Conclusion: When to Deploy Kagenti

Implementing this local sandbox demonstrates that Kagenti is a crucial infrastructure and control plane layer designed to bring order, governance, and enterprise-grade security to multi-agent workloads.

When to Use Kagenti

Kagenti could be taken into your architectures’ consideration when the AI initiative needs to scale with one ore more of these criteria:

  • Multi-Agent Collaboration: We run multiple interconnected agents that need to seamlessly discover one another, communicate via standard protocols (A2A), and delegate sub-tasks safely without leaking authorization states.
  • Strict Security & Compliance Requirements: We operate in regulated industries (like healthcare, finance, or public sector platform engineering) where vulnerabilities should be prevented, like the Confused Deputy problem.
  • Kubernetes/GitOps Alignment: The engineering organization is heavily anchored in cloud-native ecosystems.
  • Framework Agnosticism: To avoid vendor lock-in. Kagenti allows development teams to build agents using their favorite SDKs (LangGraph, CrewAI, AutoGen, or custom Python libraries) while guaranteeing uniform platform-level routing, rate limiting, and observability.

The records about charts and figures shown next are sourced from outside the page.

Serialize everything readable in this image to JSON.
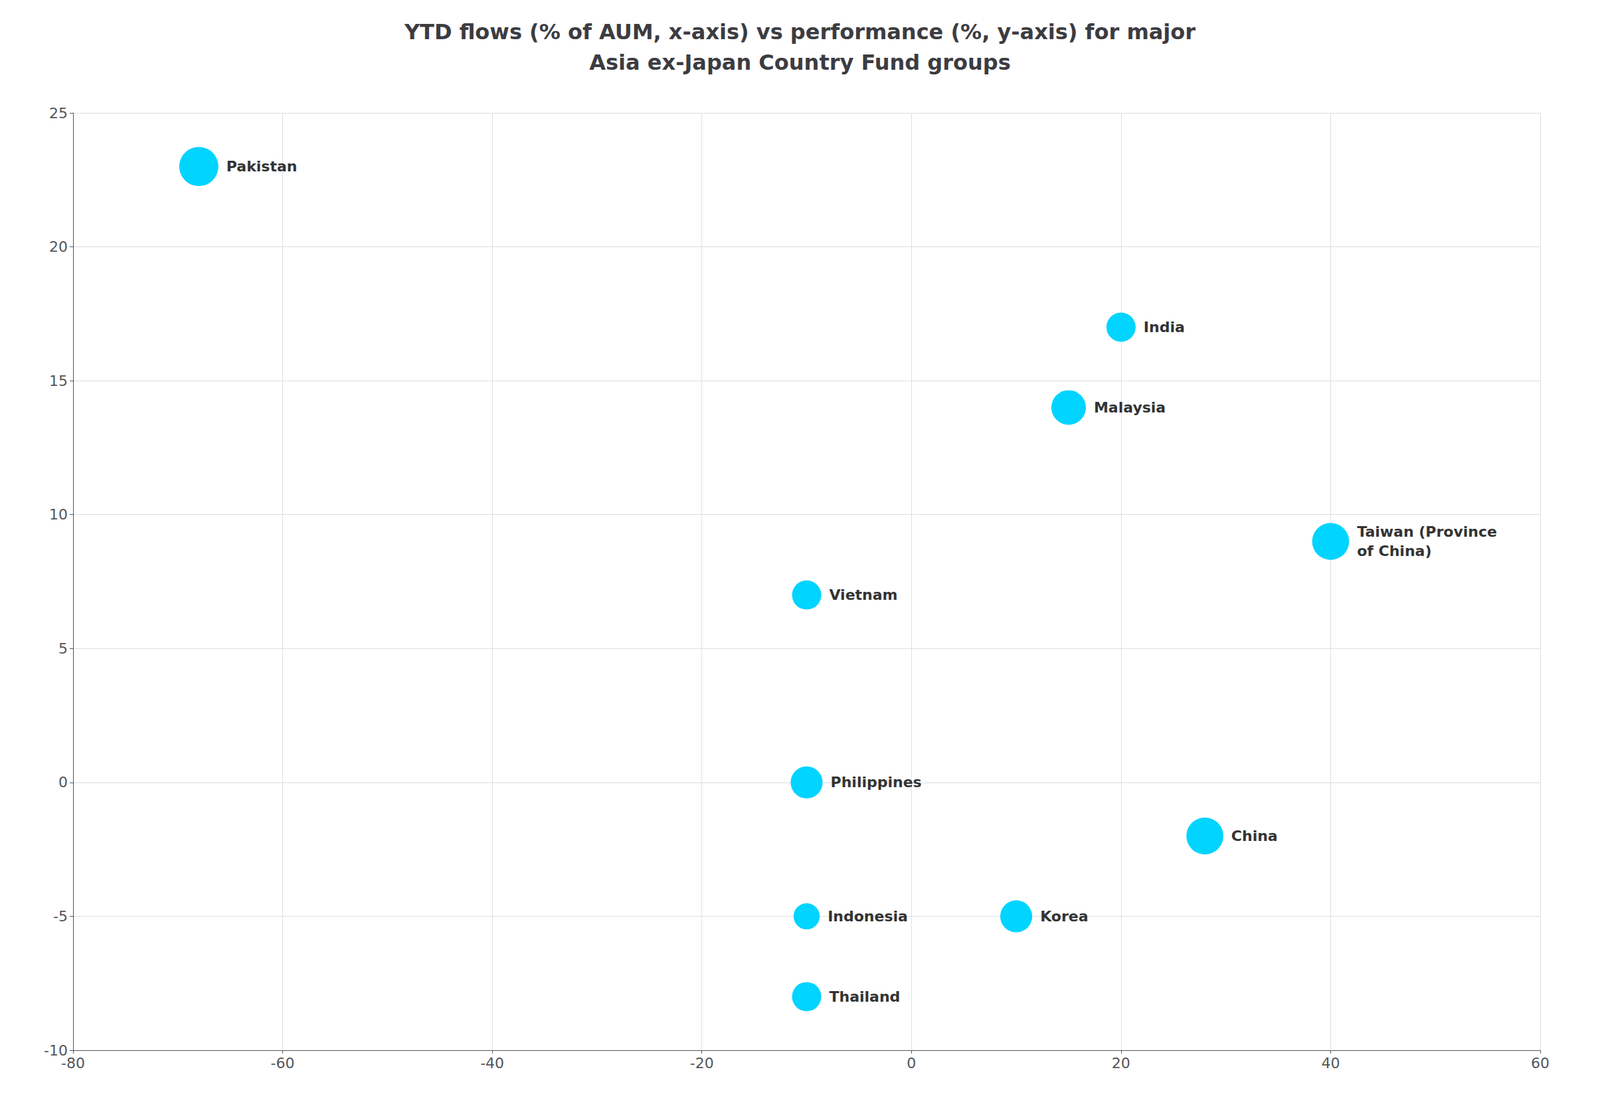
{
  "chart_data": {
    "type": "scatter",
    "title": "YTD flows (% of AUM, x-axis) vs performance (%, y-axis) for major\nAsia ex-Japan Country Fund groups",
    "labels": [
      "Pakistan",
      "India",
      "Malaysia",
      "Taiwan (Province\nof China)",
      "Vietnam",
      "Philippines",
      "Indonesia",
      "Korea",
      "China",
      "Thailand"
    ],
    "x": [
      -68,
      20,
      15,
      40,
      -10,
      -10,
      -10,
      10,
      28,
      -10
    ],
    "values": [
      23,
      17,
      14,
      9,
      7,
      0,
      -5,
      -5,
      -2,
      -8
    ],
    "sizes": [
      1800,
      1000,
      1400,
      1600,
      1000,
      1200,
      800,
      1200,
      1600,
      1000
    ],
    "color": "#00d4ff",
    "xlim": [
      -80,
      60
    ],
    "xticks": [
      -80,
      -60,
      -40,
      -20,
      0,
      20,
      40,
      60
    ],
    "ylim": [
      -10,
      25
    ],
    "yticks": [
      -10,
      -5,
      0,
      5,
      10,
      15,
      20,
      25
    ],
    "grid": true
  }
}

What Has Been Achieved by Bob? :)

By constructing this end-to-end sandbox environment, Bob successfully established a secure blueprint for an (here localized) AI development:

  • Z*ero-Configuration Routing: Leveraged local ingress topologies (localtest.me) to cleanly expose Kagenti's full UI and backend stack out of an isolated **Minikube* cluster using standard port-forwards.
  • Local LLM Isolation: Configured a containerized Python agent to tap back into the host machine’s hardware layer via Ollama, ensuring heavy model inference remains fully local, private, and zero-cost.
  • Declarative Lifecycle Management: Wired the hello-kagenti-agent directly to the Kagenti Operator using an AgentRuntime CRD. The platform automatically takes care of proxy injection, API exposure, and Keycloak client registration without requiring manual plumbing or modification to the core agent logic.